Bodhisattvas, Jewels & Demons

Katherine Tsiang describes the search for sculptures looted from 6th-century Buddhist cave temples in northern China, part of a project for the temples’ digital ‘restoration’.

Katherine Tsiang, Wednesday, 23rd April 2008

Demons appear kneeling at the four corners of the North Cave’s central pillar, sculpted almost in the round and supporting columns with lotus-shaped bases on their backs (Fig. 2). The figures have composite animal forms with leonine heads, huge claws, protruding bellies and wings that stand up and behind their shoulders and heads. The head and shoulders of one of the demons are in the Arthur M. Sackler Museum at Harvard University (Fig. 10). Much attention is devoted to the vivid and powerful sculpting of these figures. Similar kneeling demons appear at eye-level around the walls of the cave,where they are shown supporting the columns of the jewelled stupas. They kneel, grimacing and straining under the loads they bear. Their grotesque physiques and awkward poses contrast with the serene images of buddhas and bodhisattvas and the beauty of the radiant jewels. An element of humour is evident in their fearsome but subdued nature. Although displaying large teeth and claws, they have rather bashful expressions, and some, like panting dogs, have their tongues hanging out.

The demons are the most striking and appealing of the cave sculptures. The unfortunate consequence of this has been that most have been cut from the walls. Seven are known to reside in museums in North America. Four are in the Freer Gallery/Sackler Gallery of Art, Washington, dc, and the others are in the Cleveland Museum of Art; the Nelson-Atkins Museum, Kansas City, and the Royal Ontario Museum, Toronto.

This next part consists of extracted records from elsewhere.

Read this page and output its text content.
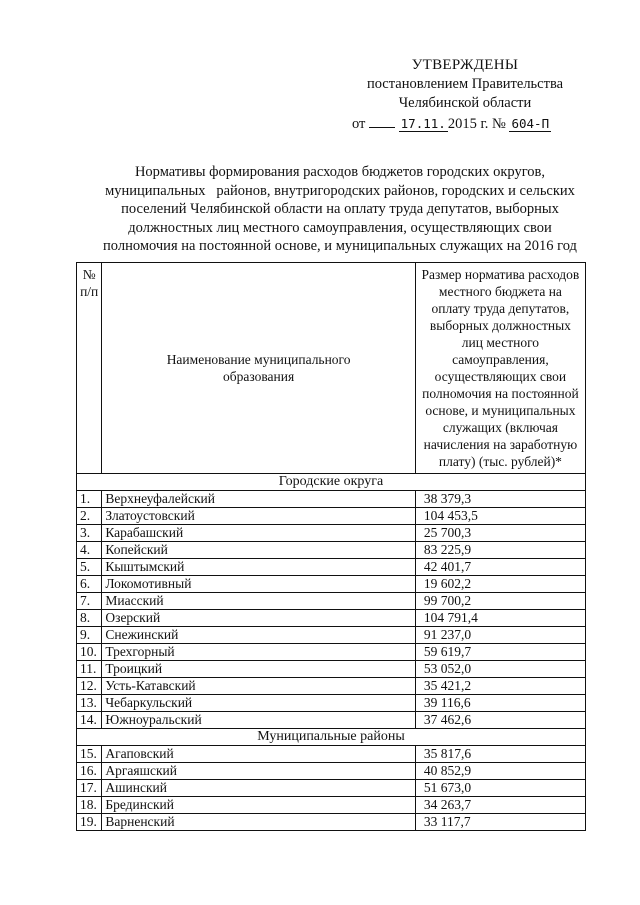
УТВЕРЖДЕНЫ
постановлением Правительства
Челябинской области
от	17.11. 2015 г. № 604-П
Нормативы формирования расходов бюджетов городских округов,
муниципальных   районов, внутригородских районов, городских и сельских
поселений Челябинской области на оплату труда депутатов, выборных
должностных лиц местного самоуправления, осуществляющих свои
полномочия на постоянной основе, и муниципальных служащих на 2016 год
№ п/п	Наименование муниципального образования	Размер норматива расходов местного бюджета на оплату труда депутатов, выборных должностных лиц местного самоуправления, осуществляющих свои полномочия на постоянной основе, и муниципальных служащих (включая начисления на заработную плату) (тыс. рублей)*
Городские округа		
1.	Верхнеуфалейский	38 379,3
2.	Златоустовский	104 453,5
3.	Карабашский	25 700,3
4.	Копейский	83 225,9
5.	Кыштымский	42 401,7
6.	Локомотивный	19 602,2
7.	Миасский	99 700,2
8.	Озерский	104 791,4
9.	Снежинский	91 237,0
10.	Трехгорный	59 619,7
11.	Троицкий	53 052,0
12.	Усть-Катавский	35 421,2
13.	Чебаркульский	39 116,6
14.	Южноуральский	37 462,6
Муниципальные районы		
15.	Агаповский	35 817,6
16.	Аргаяшский	40 852,9
17.	Ашинский	51 673,0
18.	Брединский	34 263,7
19.	Варненский	33 117,7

Depictions of monsters or demon figures appear frequently in non-Buddhist as well as in Buddhist contexts in the Northern and Southern Dynasties period (386-581). Popular cults of demons that involved animal sacrifice and ecstatic rituals are believed to have existed in ancient China before the introduction of Buddhism. Demons and spirits of various forms were depicted in native Chinese art and known in religious observances from as early as the late centuries bc. They proliferate in the art of the 6th century, engraved on stone tomb furnishings – such as sarcophagi, couches and epitaph stones – and painted on tomb walls. On the epitaph of the Lady Yuan (dated 522) in the Museum of Fine Arts, Boston (Fig. 13), they are accompanied by inscriptions providing their names or epithets: Changshe ‘long tongue’, Xieshi ‘clutch stone’, Nieshi ‘crunch stone’, Jiaoyuan ‘carry afar by the horns’, Pidian ‘cracking lightning’, Chedian ‘flashing lightning’, and Hiukuang ‘rebounding light’.8 Many of those known from the early part of the 6th century are of the type seen in the North Cave, but other composite beasts are also represented.